From high-rise to low-rise? Judge orders NYC tower cut down to size
200 Amsterdam, by Elkus Manfredi Architects, is a residential skyscraper that reaches a maximum height of 668 ft (203.6 m) on Manhattan's Upper West Side. However, this may not be the case for much longer, as a State Supreme Court judge has declared that it must be partially dismantled.
It's a complicated situation, but put simply, the Committee for Environmentally Sound Development (CFESD) and the Municipal Art Society of New York (MAS) brought a court case against the New York City Board of Standards and Appeals (BSA), arguing that the unusual 39-sided plot the tower is situated in is in violation of zoning laws and should never have been approved.
New York County Supreme Court Justice W. Franc Perry agreed and has now ordered the New York City Board of Standards and Appeals to compel developer Amsterdam Avenue Redevelopment Associates to remove enough floors to bring the building into compliance. How many floors will actually end up being removed is not yet clear but the New York Times reports it could be as many as 20.
"We hope this decision will be a signal to the development industry that the days of flouting the zoning code in search of greater heights and bigger profits is over," says Olive Freud, President of the CFESD. "Any New Yorker walking past 200 Amsterdam today can tell this building is grossly out of scale with the neighborhood. The BSA and Department of Buildings failed to hold this project accountable, leaving us no choice but to go to court."

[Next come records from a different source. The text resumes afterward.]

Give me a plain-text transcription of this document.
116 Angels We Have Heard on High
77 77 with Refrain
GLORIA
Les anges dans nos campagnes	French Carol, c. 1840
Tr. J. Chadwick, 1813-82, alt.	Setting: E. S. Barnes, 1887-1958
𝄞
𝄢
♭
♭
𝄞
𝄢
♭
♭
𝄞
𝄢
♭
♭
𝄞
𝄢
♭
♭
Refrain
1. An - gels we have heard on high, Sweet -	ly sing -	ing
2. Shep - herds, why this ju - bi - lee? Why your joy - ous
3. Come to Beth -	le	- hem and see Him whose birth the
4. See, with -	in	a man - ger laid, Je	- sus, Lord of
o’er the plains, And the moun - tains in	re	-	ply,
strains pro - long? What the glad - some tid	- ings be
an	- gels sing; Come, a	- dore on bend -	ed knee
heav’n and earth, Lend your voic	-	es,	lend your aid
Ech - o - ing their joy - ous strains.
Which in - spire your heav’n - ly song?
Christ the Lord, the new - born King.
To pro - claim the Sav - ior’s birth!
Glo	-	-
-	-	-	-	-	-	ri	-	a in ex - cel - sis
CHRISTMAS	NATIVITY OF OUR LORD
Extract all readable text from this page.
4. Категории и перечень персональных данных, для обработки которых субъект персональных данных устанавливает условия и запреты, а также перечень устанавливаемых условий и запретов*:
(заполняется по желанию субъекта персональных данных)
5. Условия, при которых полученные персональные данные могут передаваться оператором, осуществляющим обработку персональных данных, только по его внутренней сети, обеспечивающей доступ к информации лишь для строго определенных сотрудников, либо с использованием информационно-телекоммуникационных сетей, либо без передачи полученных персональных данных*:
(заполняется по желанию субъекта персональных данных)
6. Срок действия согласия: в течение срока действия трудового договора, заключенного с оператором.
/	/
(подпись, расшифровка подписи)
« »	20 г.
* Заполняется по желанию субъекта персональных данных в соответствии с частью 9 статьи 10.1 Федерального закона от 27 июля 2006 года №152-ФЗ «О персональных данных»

Naturally, reducing the height of a skyscraper is going to be a massively complex and expensive undertaking and a statement from Amsterdam Avenue Redevelopment Associates confirms that the decision will be fought tooth and nail.
"[The recent] ruling is a shocking loss for New York City and its residents. It defies more than 40 years of precedent in the city’s zoning laws. It also ignores the thoughtful decision of the DOB to grant the permit which was upheld by the BSA following exhaustive document review and testimony over a two-year period. Both of those decisions recognized that retroactively applying new interpretations of the city’s zoning to previously approved projects undermines the stability of the regulatory environment needed to support the investment that is critical to New York City’s economy, tax base, housing stock and services. We will appeal this decision vigorously in court and are confident that we, and the City, will prevail on the merits."
That said, the situation isn't entirely unprecedented. Back in 1991 the New York Times also reported on a developer that was forced to remove 12 floors of a high-rise.